Até 2026, o governo federal
estima distribuir 1,8 milhão de dispositivos, sendo 500 mil ainda este ano. O
investimento será de aproximadamente R$ 245 milhões. Atualmente, o produto
custa entre R$ 2 mil e R$ 4 mil.
Além de prevenir a gravidez
não planejada, o acesso a contraceptivos, de acordo com o ministério, também
contribui para a redução da mortalidade materna, em alinhamento com os
Objetivos de Desenvolvimento Sustentável (ODS) da Organização das Nações Unidas
(ONU). A pasta tem o compromisso de reduzir em 25% a mortalidade materna
geral e em 50% a mortalidade materna entre mulheres negras até 2027.

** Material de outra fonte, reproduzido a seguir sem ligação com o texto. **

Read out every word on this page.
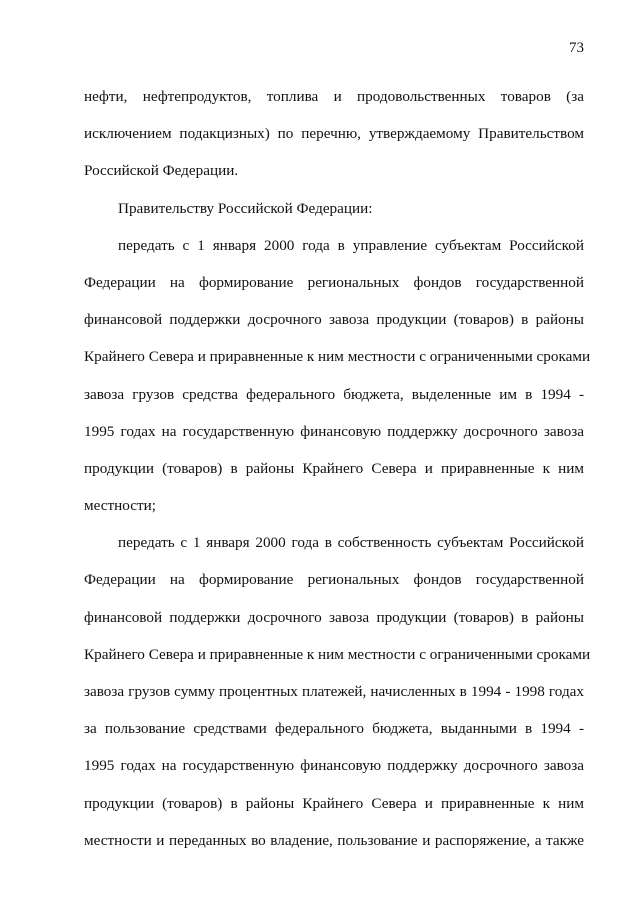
73
нефти, нефтепродуктов, топлива и продовольственных товаров (за
исключением подакцизных) по перечню, утверждаемому Правительством
Российской Федерации.
Правительству Российской Федерации:
передать с 1 января 2000 года в управление субъектам Российской
Федерации на формирование региональных фондов государственной
финансовой поддержки досрочного завоза продукции (товаров) в районы
Крайнего Севера и приравненные к ним местности с ограниченными сроками
завоза грузов средства федерального бюджета, выделенные им в 1994 -
1995 годах на государственную финансовую поддержку досрочного завоза
продукции (товаров) в районы Крайнего Севера и приравненные к ним
местности;
передать с 1 января 2000 года в собственность субъектам Российской
Федерации на формирование региональных фондов государственной
финансовой поддержки досрочного завоза продукции (товаров) в районы
Крайнего Севера и приравненные к ним местности с ограниченными сроками
завоза грузов сумму процентных платежей, начисленных в 1994 - 1998 годах
за пользование средствами федерального бюджета, выданными в 1994 -
1995 годах на государственную финансовую поддержку досрочного завоза
продукции (товаров) в районы Крайнего Севера и приравненные к ним
местности и переданных во владение, пользование и распоряжение, а также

>> Siga o canal da Agência Brasil no WhatsApp
Como funciona o Implanon
O implante subdérmico atua no
organismo por até três anos, sem necessidade de intervenções durante esse
período. Após o prazo, ele deve ser retirado e, se houver interesse, um novo
dispositivo pode ser inserido imediatamente.
A fertilidade, segundo o
Ministério da Saúde, retorna rapidamente após a remoção do implante.
Entre os contraceptivos
atualmente oferecidos no SUS, apenas o DIU de cobre é classificado como Larc
(sigla em inglês para contraceptivos reversíveis de longa duração),
considerados mais eficazes no planejamento reprodutivo por não dependerem do
uso contínuo ou correto por parte da usuária, como acontece com
anticoncepcionais orais ou injetáveis.